Отношения с матерью определяют и то, как в своей дальнейшей жизни мальчик будет относиться к женщи­нам. Как у всего в жизни, у женщины есть темная и зло­вещая сторона. Клиент, которого мы назовем Кельвин, хранил в подсознании «всепоглощающую женщину», что существенно затрудняло его взаимоотношения с женс­ким полом. Мать Кельвина старалась быть для него и отцом, и матерью, потому что отец умер, когда мальчик ; был еще совсем маленьким. Она защищала сына от этой потери, делая для него все: убирала, мыла, варила, выби­рала ему одежду, стирала и гладила. В конце концов за­висимость Кельвина от матери достигла энной степени: мать принимала за него все важнейшие решения — с ка­кой девушкой встречаться, каким видом спорта зани­маться, в какой колледж поступать и какой уровень об­разования получить.
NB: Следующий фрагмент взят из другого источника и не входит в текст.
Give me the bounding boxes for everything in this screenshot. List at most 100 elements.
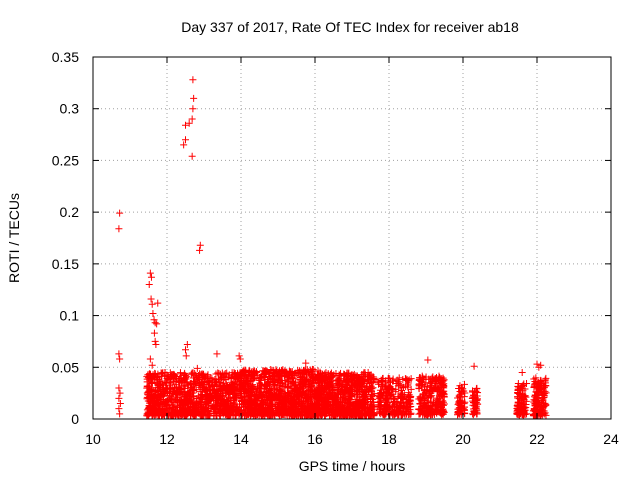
data-point <box>454 408 462 416</box>
data-point <box>269 371 277 379</box>
data-point <box>514 398 522 406</box>
data-point <box>176 379 184 387</box>
data-point <box>218 385 226 393</box>
data-point <box>305 380 313 388</box>
data-point <box>147 394 155 402</box>
data-point <box>149 411 157 419</box>
data-point <box>204 399 212 407</box>
data-point <box>182 121 189 129</box>
data-point <box>158 380 166 388</box>
data-point <box>431 384 439 392</box>
data-point <box>181 404 189 412</box>
data-point <box>306 404 314 412</box>
data-point <box>384 398 392 406</box>
data-point <box>324 395 332 403</box>
data-point <box>357 385 365 393</box>
data-point <box>309 409 317 417</box>
data-point <box>152 341 160 349</box>
data-point <box>406 396 414 404</box>
data-point <box>115 405 123 413</box>
data-point <box>530 405 538 413</box>
data-point <box>344 396 352 404</box>
data-point <box>238 379 246 387</box>
data-point <box>405 389 413 397</box>
data-point <box>182 136 189 144</box>
data-point <box>308 386 316 394</box>
data-point <box>439 397 447 405</box>
data-point <box>144 408 152 416</box>
data-point <box>521 403 529 411</box>
data-point <box>348 392 356 400</box>
data-point <box>308 399 316 407</box>
data-point <box>291 381 299 389</box>
data-point <box>397 411 405 419</box>
data-point <box>303 376 311 384</box>
data-point <box>322 376 330 384</box>
data-point <box>359 371 367 379</box>
data-point <box>301 391 309 399</box>
data-point <box>432 383 440 391</box>
data-point <box>163 389 171 397</box>
data-point <box>332 400 340 408</box>
data-point <box>521 411 529 419</box>
data-point <box>322 410 330 418</box>
data-point <box>197 400 205 408</box>
data-point <box>242 376 250 384</box>
data-point <box>252 407 260 415</box>
data-point <box>153 399 161 407</box>
data-point <box>386 392 394 400</box>
data-point <box>116 355 124 363</box>
data-point <box>158 408 166 416</box>
data-point <box>233 371 241 379</box>
data-point <box>253 384 261 392</box>
data-point <box>379 375 387 383</box>
data-point <box>163 397 171 405</box>
data-point <box>436 409 444 417</box>
data-point <box>416 400 424 408</box>
data-point <box>263 401 271 409</box>
data-point <box>239 403 247 411</box>
data-point <box>199 404 207 412</box>
data-point <box>200 373 208 381</box>
data-point <box>150 316 158 324</box>
y-axis-label: ROTI / TECUs <box>6 193 22 283</box>
data-point <box>523 380 531 388</box>
data-point <box>406 410 414 418</box>
data-point <box>319 377 327 385</box>
data-point <box>245 402 253 410</box>
data-point <box>201 387 209 395</box>
data-point <box>169 404 177 412</box>
data-point <box>184 405 192 413</box>
data-point <box>400 383 408 391</box>
y-tick-label: 0.05 <box>52 359 79 375</box>
data-point <box>116 410 124 418</box>
data-point <box>323 391 331 399</box>
data-point <box>173 404 181 412</box>
data-point <box>438 378 446 386</box>
data-point <box>146 403 154 411</box>
data-point <box>164 402 172 410</box>
data-point <box>422 403 430 411</box>
data-point <box>339 389 347 397</box>
data-point <box>437 375 445 383</box>
data-point <box>354 383 362 391</box>
data-point <box>345 378 353 386</box>
data-point <box>150 329 158 337</box>
data-point <box>330 371 338 379</box>
data-point <box>334 397 342 405</box>
data-point <box>167 385 175 393</box>
data-point <box>440 382 448 390</box>
data-point <box>393 376 401 384</box>
data-point <box>359 402 367 410</box>
data-point <box>241 386 249 394</box>
data-point <box>324 406 332 414</box>
data-point <box>366 382 374 390</box>
data-point <box>308 371 316 379</box>
y-tick-label: 0.35 <box>52 49 79 65</box>
data-point <box>388 402 396 410</box>
data-point <box>348 384 356 392</box>
data-point <box>280 397 288 405</box>
data-point <box>193 364 201 372</box>
data-point <box>320 394 328 402</box>
data-point <box>320 372 328 380</box>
Когда Кельвин стал взрослым, он сотни раз пытался завязать отношения с женщинами, дваж­ды был неудачно женат. Он жаловался, что женщины от­носятся к нему как к маленькому ребенку, постоянно за­ботясь о нем, указывая ему, как он должен вести себя на работе, выбирая ему одежду, организуя всю его жизнь. Женщин тянуло к нему, потому что он был чувствителен и умел их слушать, но они жаловались, что он совсем не следит за собой, затрудняется в принятии решений, что у него нет друзей, что он прилепился к работе, которая ему вроде бы не нравится, что он не торопится закрепить отношения и не думает ни о чем загодя, откладывая лю­бое решение до последней минуты, из-за чего постоянно и безнадежно опаздывает на деловые свидания.

Ситуация Кельвина сегодня широко распространена среди молодых мужчин. Многие авторы называют их «веч­ные мальчики, юноши», «порхающие мальчики», «Пите­ры Пэны». По словам Джона Ли, автора книги «Порхаю­щий мальчик, или Как вылечить раненого мужчину», мальчики, которые избегают мира мужчин, «оказывают­ся неспособными взять на себя ответственность, довести дело до конца, поддерживать добрые отношения с други­ми». Они превращаются в «порхающих мальчиков». От­сутствие связи со своей мужской сущностью и гиперза­висимость от женщины, или внутреннего образа матери, оставляют многих современных мужчин без твердой опо­ры в жизни. Они либо растворяются в отношениях с жен­щинами, теряя себя, либо прячутся от любых отношений, потому что боятся быть «поглощенными», как это случа­лось у них с матерью.

В некоторой степени молодой мужчина каждый раз, когда покидает женщину, воспринимает это как победу, потому что он убегает от своей матери.

Роберт Блай

Возможно, мать Кельвина полагала, что делает для сына как лучше; с другой же стороны, вполне вероятно, что она использовала заботу о сыне, чтобы справиться со, своим горем после потери мужа. Так или иначе, но вслед­ствие этой гиперопеки Кельвин не смог осознать себя как мужчина и слабо верил в свою способность существовать в мире как отдельная личность. Для сыновей лучше все-то, если мать присутствует в их жизни только до того "момента, когда они выкажут готовность начать переход на другую сторону баррикады (см. главу 9). И тогда ма­тери нужно взять руку сына и вложить ее в отцовскую ла­донь или в руку другого мужчины, а после этого отсту­пить на шаг в сторону.

Независимо от того, сколько сыну лет, мать всегда ос­тается для него важной и необходимой опорой дома: она определяет, что можно и чего нельзя, с ней всегда можно поговорить и о возникших проблемах, и о политике, она всегда даст совет в любви, накормит и утешит, если что-нибудь случилось. Но если мать знает об ограниченнос­ти своих возможностей, сын скоро поймет, где кончается мать и начинается он сам. Если отец принимал участие в процессе мужания мальчика, мальчик будет неколебим в своем мужском самоощущении, он будет чувствовать себя мужчиной — единственным, кто умеет дарить любовь и достоин любви, кто утверждает жизнь и приносит ее.